RE: New toy, H&R Ultra Slug
Sounds like a bunch of crap to me, I don't care who wrote it. I have read lots of missleading and flat out wrong stuff in magazines and the such. I have not shot a rifle yet be it centerfire, rimfire, muzzle loader or slug gun that defied physics and required a different shooting style. Now shooting shot at a moving target is a bit different and requires a different technique.
I see none of the problems they list shooting any gun the way I was trained to shoot. While this is the first rifled slug gun I have owned it is by far the first I have shot or helped someone set up. It does not matter what speed the bullet is traveling, the muzzle flips after the bullet leaves the barrel, so it can not impart anything onto the accuracy of it. Now barrel flex can, but that is a matter of finding the correct load for the barrel. You are much better off shooting relaxed and executing proper follow thru after the shot. If you are trying to hold onto or pull the gun you will subconciously do something before the shot and it can effect your shot. And it is very hard to repeat it shot after shot. In your theory if you did not have consistant grip pressure from shot to shot your accuracy would suffer and the impact points would change. Again, it is the same with archery, but to a larger degree. This is why a suprise release or a good trigger on a gun is so much more accurate. It is also why target shooters dry fire so often. You should not anticipate the shot, it should just happen.
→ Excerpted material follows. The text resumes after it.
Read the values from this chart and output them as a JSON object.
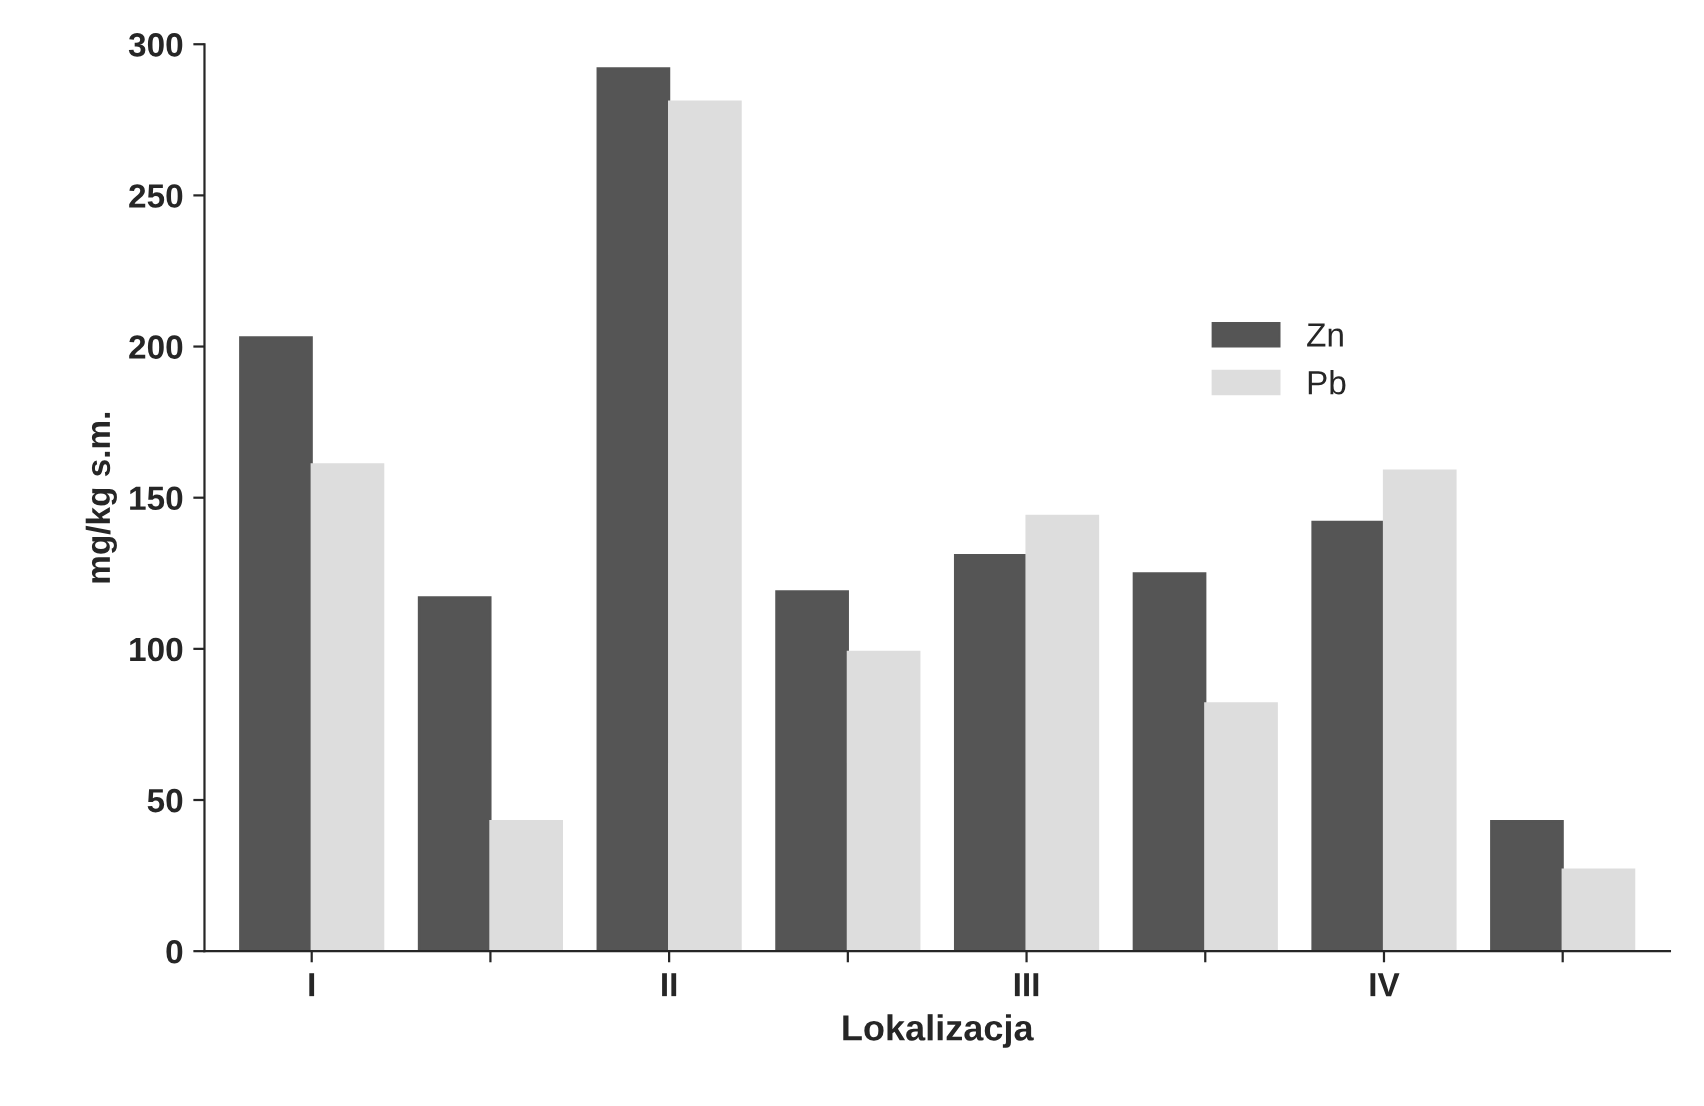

If what you stated was true then none of the rifles I have owned or my friends weapons would shoot worth a darn or be consistant. Well I can assure you that is not the case at all. You can promote as much theory as you want on the subject, but in the real world that just isn't the case. And from what I can see Tar Hunt is just a waste of money. There are slug guns right off the shelf that can shoot just as well with the right ammo, a 200 dollar H&R being one of them. My guess would be if you have trouble with inconsitant shooting you either need to work on your load some, your rifle has a problem, or you just can't shoot consistantly.
I can't begin to tell you the amount of subsonic weapons I have fired and none of them required a different shooting technique.
If you don't agree with me that is fine, it is your perogitive. However you will not convince me that I am wrong, so don't bother. Recoil does not make a difference and neither does the speed of the projectile as long is it stays stable in flight. I have fired large bore subsonic rifles and pistols as well as high velocity ones very accurately from the bench and off hand, and I only weighed 90 lbs, I only weigh 130 now. I can assure you it does not effect accuracy unless you anticipate it and screw the shot up before you pull the trigger. You should be able to lay a gun in a rest and pull the trigger without touching the rest of the rifle and it should impact in the same place as if you were holding it on sand bags or off the ground, even off hand if you can hold steady enough. If it doesn't then YOU are doing something wrong or you should to see how the weapon is assembled. I haven't seen a weapon yet that would not do it.
There is nothing you can say or link to that will change what I have actually done and witnessed for myself.